Opioids have short-term and long-term negative effects. Chronic opioid use can lead to pharmacologic tolerance, hyperalgesia and disruption of the hypothalamic-pituitary-gonadal and hypothalamic-pituitary-adrenal axes. In addition, suppression of the innate and adaptive immune system can allow the progression of cancer and delay bone and wound healing.
When reviewing the literature, Dr. Donald found that there are many contradictory studies, in which some show a benefit of nonopioid analgesics, while others do not show any benefit. Gabapentin and pregabalin have been shown to lead to prolonged analgesia compared to placebo and reduce opioid consumption. Intravenous lidocaine has been shown to reduce pain scores at all time points postoperatively up to 3 months after surgery, opioid consumption and length of stay. Ketamine reduces pain scores and is opioid-sparing. A case report has been published of erector spinae block successfully managing the pain of a patient who was unable to tolerate opioids. Most studies have not shown motor weakness to be a complication in appropriately placed erector spinae blocks.

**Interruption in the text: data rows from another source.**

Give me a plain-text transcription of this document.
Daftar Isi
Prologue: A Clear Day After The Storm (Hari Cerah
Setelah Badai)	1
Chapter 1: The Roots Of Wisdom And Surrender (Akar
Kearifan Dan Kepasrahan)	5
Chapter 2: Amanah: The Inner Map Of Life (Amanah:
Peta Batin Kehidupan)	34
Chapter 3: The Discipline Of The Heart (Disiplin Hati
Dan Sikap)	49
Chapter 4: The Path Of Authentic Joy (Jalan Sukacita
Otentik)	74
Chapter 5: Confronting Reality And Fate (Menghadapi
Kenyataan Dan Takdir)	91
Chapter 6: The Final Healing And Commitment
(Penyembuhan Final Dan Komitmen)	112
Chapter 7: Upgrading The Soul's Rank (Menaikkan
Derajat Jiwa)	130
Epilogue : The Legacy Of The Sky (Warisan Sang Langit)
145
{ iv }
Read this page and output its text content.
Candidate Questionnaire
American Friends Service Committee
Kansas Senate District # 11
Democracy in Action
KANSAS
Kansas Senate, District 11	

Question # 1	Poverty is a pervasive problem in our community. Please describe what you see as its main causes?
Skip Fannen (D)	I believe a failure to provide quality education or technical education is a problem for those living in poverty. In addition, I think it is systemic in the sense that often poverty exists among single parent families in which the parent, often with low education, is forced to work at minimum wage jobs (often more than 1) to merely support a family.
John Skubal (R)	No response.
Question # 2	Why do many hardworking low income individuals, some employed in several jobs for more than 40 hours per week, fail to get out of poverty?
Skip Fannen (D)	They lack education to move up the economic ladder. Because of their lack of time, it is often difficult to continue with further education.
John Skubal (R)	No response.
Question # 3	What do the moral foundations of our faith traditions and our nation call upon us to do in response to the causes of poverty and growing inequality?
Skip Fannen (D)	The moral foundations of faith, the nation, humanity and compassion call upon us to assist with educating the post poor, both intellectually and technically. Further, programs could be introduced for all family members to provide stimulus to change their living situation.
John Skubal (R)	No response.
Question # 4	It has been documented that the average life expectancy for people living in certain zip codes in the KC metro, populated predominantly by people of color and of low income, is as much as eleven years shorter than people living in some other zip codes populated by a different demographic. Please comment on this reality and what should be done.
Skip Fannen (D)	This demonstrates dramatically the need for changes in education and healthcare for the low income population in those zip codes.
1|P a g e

Combining multiple opioid-sparing interventions may lead to a synergistic effect on the reduction of pain and opioid use. The combination of acetaminophen, pregabalin and ketorolac given preoperatively led to lower opioid requirements, earlier ambulation and decreased length of stay. Numerous studies have shown that implementing a standardized ERAS pathway decreases postoperative opioid consumption and length of stay. In the future, it will be important to determine the best combination of pharmacologic and nonpharmacologic interventions to control postoperative pain. Dr. Donald noted that patients undergoing spine surgery are at a high risk of persistent postoperative opioid use. She recommended that anesthesiologists take this risk into account when developing an anesthetic plan.
Overall, spine surgery can produce moderate to severe pain. ERAS protocols have been developed to reduce intraoperative and postoperative opioid requirements. Although opioid sparing strategies have been developed, opioids should not be withheld in a patient with uncontrolled pain. For patients at a high risk of developing persistent postoperative pain, opioid alternatives and nonpharmacologic interventions should be implemented preoperatively, intraoperatively and postoperatively. When discharged, patients should not be prescribed more opioids than they need due to the risk of persistent pain and misuse by others.